Les trouvailles de style tout autant que les métaphores heureuses foisonnent dans l’œuvre. Évoquant un buste de Claudine que Renaud lui aurait offert, Annie s’étonne de son air de bonheur modeste et, comme si elle anticipait un drame couvant entre les deux amants modèles, elle y voit « la manière d’un saint Sébastien qui se délecterait de son supplice. » (p. 550) Qui ne fut pas frappé, effectivement, par la mimique de ravissement que certains peintres ont prêté à Sébastien transpercé ; on pense par exemple à celui du Pérugin ou davantage encore à celui de Guido Reni.

La coexistence au sein de l’œuvre de ces deux incarnations de Colette que sont Claudine et Annie, avec ce qui les différencie et même avec l’attirance qu’elles ont l’une pour l’autre, c’est peut-être cela qui en fait la force.
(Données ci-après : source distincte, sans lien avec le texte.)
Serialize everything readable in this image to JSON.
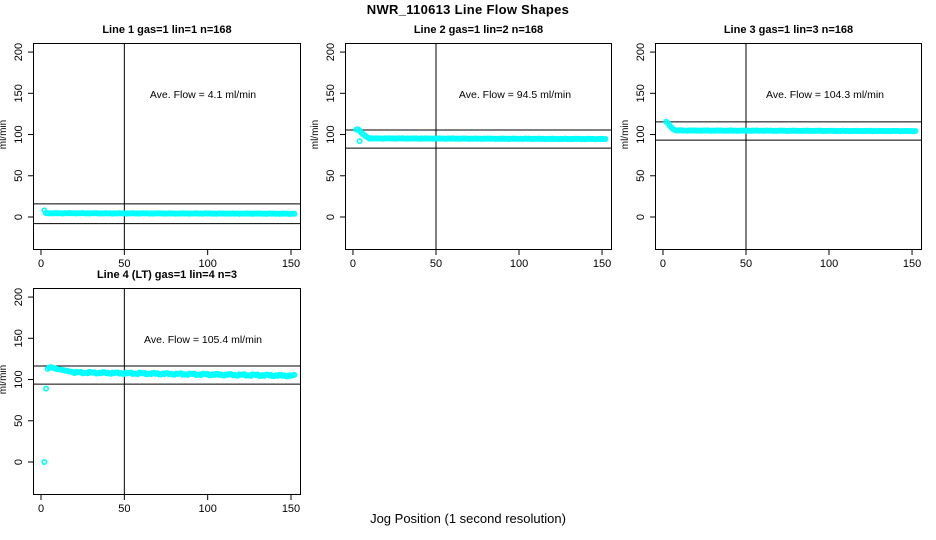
{
  "main_title": "NWR_110613  Line Flow Shapes",
  "x_axis_label": "Jog Position (1 second resolution)",
  "colors": {
    "data_marker": "#00ffff",
    "axis": "#000000",
    "background": "#ffffff"
  },
  "chart_data": {
    "type": "scatter",
    "shared": {
      "xlim": [
        -4.8,
        156
      ],
      "ylim": [
        -40,
        211
      ],
      "x_ticks": [
        0,
        50,
        100,
        150
      ],
      "y_ticks": [
        0,
        50,
        100,
        150,
        200
      ],
      "ylabel": "ml/min",
      "vline_x": 50,
      "marker": "open-circle",
      "grid": false
    },
    "plots": [
      {
        "title": "Line 1 gas=1 lin=1 n=168",
        "ave_flow_ml_min": 4.1,
        "ave_label": "Ave. Flow =  4.1  ml/min",
        "n": 168,
        "annotation_pos": {
          "x": 97,
          "y": 148
        },
        "hlines": [
          16,
          -8
        ],
        "head_points": [
          [
            2,
            8
          ]
        ],
        "band": {
          "x_from": 3,
          "x_to": 152,
          "y_start": 4.6,
          "y_end": 4.0,
          "noise": 0.25
        }
      },
      {
        "title": "Line 2 gas=1 lin=2 n=168",
        "ave_flow_ml_min": 94.5,
        "ave_label": "Ave. Flow =  94.5  ml/min",
        "n": 168,
        "annotation_pos": {
          "x": 97,
          "y": 148
        },
        "hlines": [
          105.5,
          83.5
        ],
        "head_points": [
          [
            2,
            106
          ],
          [
            3,
            106.3
          ],
          [
            4,
            104.8
          ],
          [
            4,
            92
          ],
          [
            5,
            102.5
          ],
          [
            6,
            100.5
          ],
          [
            7,
            99
          ],
          [
            8,
            97.5
          ],
          [
            9,
            96.3
          ]
        ],
        "band": {
          "x_from": 10,
          "x_to": 152,
          "y_start": 95.3,
          "y_end": 94.6,
          "noise": 0.25
        }
      },
      {
        "title": "Line 3 gas=1 lin=3 n=168",
        "ave_flow_ml_min": 104.3,
        "ave_label": "Ave. Flow =  104.3  ml/min",
        "n": 168,
        "annotation_pos": {
          "x": 97,
          "y": 148
        },
        "hlines": [
          115.3,
          93.3
        ],
        "head_points": [
          [
            2,
            115.5
          ],
          [
            3,
            113.8
          ],
          [
            4,
            111
          ],
          [
            5,
            108.5
          ],
          [
            6,
            106.8
          ],
          [
            7,
            105.6
          ]
        ],
        "band": {
          "x_from": 8,
          "x_to": 152,
          "y_start": 104.9,
          "y_end": 104.2,
          "noise": 0.25
        }
      },
      {
        "title": "Line 4 (LT) gas=1 lin=4 n=3",
        "ave_flow_ml_min": 105.4,
        "ave_label": "Ave. Flow =  105.4  ml/min",
        "n": 3,
        "annotation_pos": {
          "x": 97,
          "y": 148
        },
        "hlines": [
          116.4,
          94.4
        ],
        "head_points": [
          [
            2,
            0
          ],
          [
            3,
            89
          ],
          [
            4,
            113
          ],
          [
            5,
            114.5
          ],
          [
            6,
            115
          ],
          [
            7,
            114.3
          ],
          [
            8,
            113.6
          ],
          [
            9,
            113.1
          ],
          [
            10,
            112.7
          ],
          [
            11,
            112.3
          ],
          [
            12,
            111.9
          ],
          [
            13,
            111.5
          ],
          [
            14,
            111.1
          ],
          [
            15,
            110.7
          ],
          [
            16,
            110.3
          ],
          [
            17,
            109.9
          ],
          [
            18,
            109.5
          ],
          [
            19,
            109.1
          ]
        ],
        "band": {
          "x_from": 20,
          "x_to": 152,
          "y_start": 108.6,
          "y_end": 104.6,
          "noise": 1.1
        }
      }
    ]
  }
}
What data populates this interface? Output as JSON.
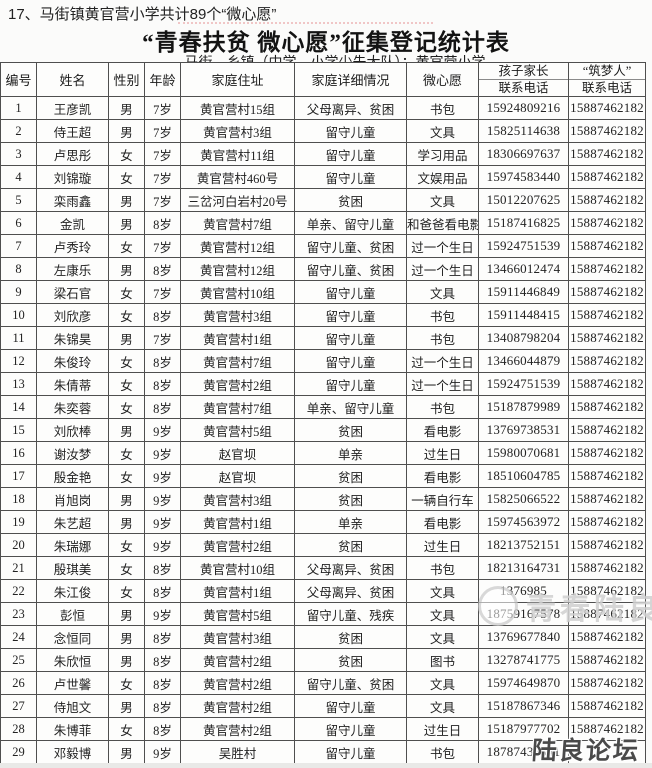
{
  "page": {
    "heading": "17、马街镇黄官营小学共计89个“微心愿”",
    "title": "“青春扶贫 微心愿”征集登记统计表",
    "subtitle": {
      "township": "马街",
      "rest": "乡镇（中学、小学少先大队）：黄官营小学"
    }
  },
  "table": {
    "columns": [
      "编号",
      "姓名",
      "性别",
      "年龄",
      "家庭住址",
      "家庭详细情况",
      "微心愿"
    ],
    "phone_columns": [
      {
        "line1": "孩子家长",
        "line2": "联系电话"
      },
      {
        "line1": "“筑梦人”",
        "line2": "联系电话"
      }
    ],
    "rows": [
      [
        "1",
        "王彦凯",
        "男",
        "7岁",
        "黄官营村15组",
        "父母离异、贫困",
        "书包",
        "15924809216",
        "15887462182"
      ],
      [
        "2",
        "侍王超",
        "男",
        "7岁",
        "黄官营村3组",
        "留守儿童",
        "文具",
        "15825114638",
        "15887462182"
      ],
      [
        "3",
        "卢思彤",
        "女",
        "7岁",
        "黄官营村11组",
        "留守儿童",
        "学习用品",
        "18306697637",
        "15887462182"
      ],
      [
        "4",
        "刘锦璇",
        "女",
        "7岁",
        "黄官营村460号",
        "留守儿童",
        "文娱用品",
        "15974583440",
        "15887462182"
      ],
      [
        "5",
        "栾雨鑫",
        "男",
        "7岁",
        "三岔河白岩村20号",
        "贫困",
        "文具",
        "15012207625",
        "15887462182"
      ],
      [
        "6",
        "金凯",
        "男",
        "8岁",
        "黄官营村7组",
        "单亲、留守儿童",
        "和爸爸看电影",
        "15187416825",
        "15887462182"
      ],
      [
        "7",
        "卢秀玲",
        "女",
        "7岁",
        "黄官营村12组",
        "留守儿童、贫困",
        "过一个生日",
        "15924751539",
        "15887462182"
      ],
      [
        "8",
        "左康乐",
        "男",
        "8岁",
        "黄官营村12组",
        "留守儿童、贫困",
        "过一个生日",
        "13466012474",
        "15887462182"
      ],
      [
        "9",
        "梁石官",
        "女",
        "7岁",
        "黄官营村10组",
        "留守儿童",
        "文具",
        "15911446849",
        "15887462182"
      ],
      [
        "10",
        "刘欣彦",
        "女",
        "8岁",
        "黄官营村3组",
        "留守儿童",
        "书包",
        "15911448415",
        "15887462182"
      ],
      [
        "11",
        "朱锦昊",
        "男",
        "7岁",
        "黄官营村1组",
        "留守儿童",
        "书包",
        "13408798204",
        "15887462182"
      ],
      [
        "12",
        "朱俊玲",
        "女",
        "8岁",
        "黄官营村7组",
        "留守儿童",
        "过一个生日",
        "13466044879",
        "15887462182"
      ],
      [
        "13",
        "朱倩蒂",
        "女",
        "8岁",
        "黄官营村2组",
        "留守儿童",
        "过一个生日",
        "15924751539",
        "15887462182"
      ],
      [
        "14",
        "朱奕蓉",
        "女",
        "8岁",
        "黄官营村7组",
        "单亲、留守儿童",
        "书包",
        "15187879989",
        "15887462182"
      ],
      [
        "15",
        "刘欣棒",
        "男",
        "9岁",
        "黄官营村5组",
        "贫困",
        "看电影",
        "13769738531",
        "15887462182"
      ],
      [
        "16",
        "谢汝梦",
        "女",
        "9岁",
        "赵官坝",
        "单亲",
        "过生日",
        "15980070681",
        "15887462182"
      ],
      [
        "17",
        "殷金艳",
        "女",
        "9岁",
        "赵官坝",
        "贫困",
        "看电影",
        "18510604785",
        "15887462182"
      ],
      [
        "18",
        "肖旭岗",
        "男",
        "9岁",
        "黄官营村3组",
        "贫困",
        "一辆自行车",
        "15825066522",
        "15887462182"
      ],
      [
        "19",
        "朱艺超",
        "男",
        "9岁",
        "黄官营村1组",
        "单亲",
        "看电影",
        "15974563972",
        "15887462182"
      ],
      [
        "20",
        "朱瑞娜",
        "女",
        "9岁",
        "黄官营村2组",
        "贫困",
        "过生日",
        "18213752151",
        "15887462182"
      ],
      [
        "21",
        "殷琪美",
        "女",
        "8岁",
        "黄官营村10组",
        "父母离异、贫困",
        "书包",
        "18213164731",
        "15887462182"
      ],
      [
        "22",
        "朱江俊",
        "女",
        "8岁",
        "黄官营村1组",
        "父母离异、贫困",
        "文具",
        "1376985",
        "15887462182"
      ],
      [
        "23",
        "彭恒",
        "男",
        "9岁",
        "黄官营村5组",
        "留守儿童、残疾",
        "文具",
        "18759167578",
        "15887462182"
      ],
      [
        "24",
        "念恒同",
        "男",
        "8岁",
        "黄官营村3组",
        "贫困",
        "文具",
        "13769677840",
        "15887462182"
      ],
      [
        "25",
        "朱欣恒",
        "男",
        "8岁",
        "黄官营村2组",
        "贫困",
        "图书",
        "13278741775",
        "15887462182"
      ],
      [
        "26",
        "卢世馨",
        "女",
        "8岁",
        "黄官营村2组",
        "留守儿童、贫困",
        "文具",
        "15974649870",
        "15887462182"
      ],
      [
        "27",
        "侍旭文",
        "男",
        "8岁",
        "黄官营村2组",
        "留守儿童",
        "文具",
        "15187867346",
        "15887462182"
      ],
      [
        "28",
        "朱博菲",
        "女",
        "8岁",
        "黄官营村2组",
        "留守儿童",
        "过生日",
        "15187977702",
        "15887462182"
      ],
      [
        "29",
        "邓毅博",
        "男",
        "9岁",
        "吴胜村",
        "留守儿童",
        "书包",
        "18787437541",
        ""
      ]
    ]
  },
  "watermarks": {
    "center_text": "青春陆良",
    "bottom_text": "陆良论坛"
  },
  "colors": {
    "border": "#4f4f4f",
    "text": "#1d1d1d",
    "watermark_gray": "#9e9e9e",
    "background": "#fbfbfa"
  }
}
Il y a quelque chose de presque diabolique dans la manière dont elles se quittent, comme si le bonheur avait pu résider dans l’union de ces deux faces d’un Janus ne sachant quelle porte ouvrir ou quel chemin emprunter :
« Je me tais, respectueuse de cette foi dans l’amour, un peu fière aussi d’être seule, ou presque seule, à connaître la vraie Claudine, exaltée et sauvage comme une jeune druidesse.
Ainsi qu’à Bayreuth, me voici prête à lui obéir dans le bien et dans le mal. Elle me regarde, avec ces yeux où je voudrais retrouver l’éclair qui m’éblouit au jardin de la Margrave…
"Oui, attendez, Annie. Il n’est peut-être pas d’homme qui mérite… tout cela."
Son geste effleure en caresse mes épaules, et je m’incline vers elle, qui lit sur mon visage l’offre de moi-même, l’abandon où je suis, et les paroles que je vais dire… Elle appuie vivement sur ma bouche sa main tiède, qu’elle pose après sur ses lèvres, et qu’elle baise.
"Adieu, Annie.
― Claudine, un instant, rien qu’un instant ! Je voudrais… je voudrais que vous m’aimiez de loin, vous qui auriez pu m’aimer, vous qui restez !
― Je ne reste pas, Annie. Je suis déjà partie. Ne le sentez-vous pas ? J’ai tout quitté… sauf Renaud… pour Renaud. Les amies trahissent, les livres trompent, et je n’aime presque plus la beauté inutile du mensonge, quoiqu’il me prête encore ce vêtement brillant de futilité, de gaminerie attardée, que vous connaissez tous… que j’ôte pour vous, Annie. Quand je l’ôterai tout à fait, Paris ne verra plus Claudine, qui vieillira parmi ses parents les arbres, avec son ami. Il vieillira plus vite que moi, mais la solitude rend les miracles faciles, et je pourrai peut-être donner un peu de ma vie pour allonger la sienne…"
Elle ouvre la porte, et je vais perdre ma seule amie… Quel geste, quel mot la retiendraient…? N’aurais-je pas dû… ? Mais déjà, la porte blanche a caché sa sveltesse sombre et j’entends décroître sur le tapis le frôlement léger qui m’annonça tout à l’heure sa venue… Claudine s’en va !
» (pp. 662-663)

Non, Claudine s’en va n’est pas un roman décevant.

(1) Colette, Œuvres I, Gallimard, Bibliothèque de La Pléiade, éd. dir. par Claude Pichois, 1984, p. 1370. Claudine s’en va figure dans ce volume aux pp. 531-668.
(2) Michel del Castillo, préface au livre de Gérard Bonal et Michel Remy-Bieth, Colette intime, Éditions Phébus, 2004, p. 16.
(3) Je n’ai pas lu l’ouvrage que Michel del Castillo a publié en 2008 chez Fayard, Le Temps de Franco. Quoi qu’il y dise de vrai ou de faux, de justifié ou de condamnable, cela ne change rien à la qualité de son œuvre antérieure et à la finesse des jugements littéraires qu’il a pu livrer.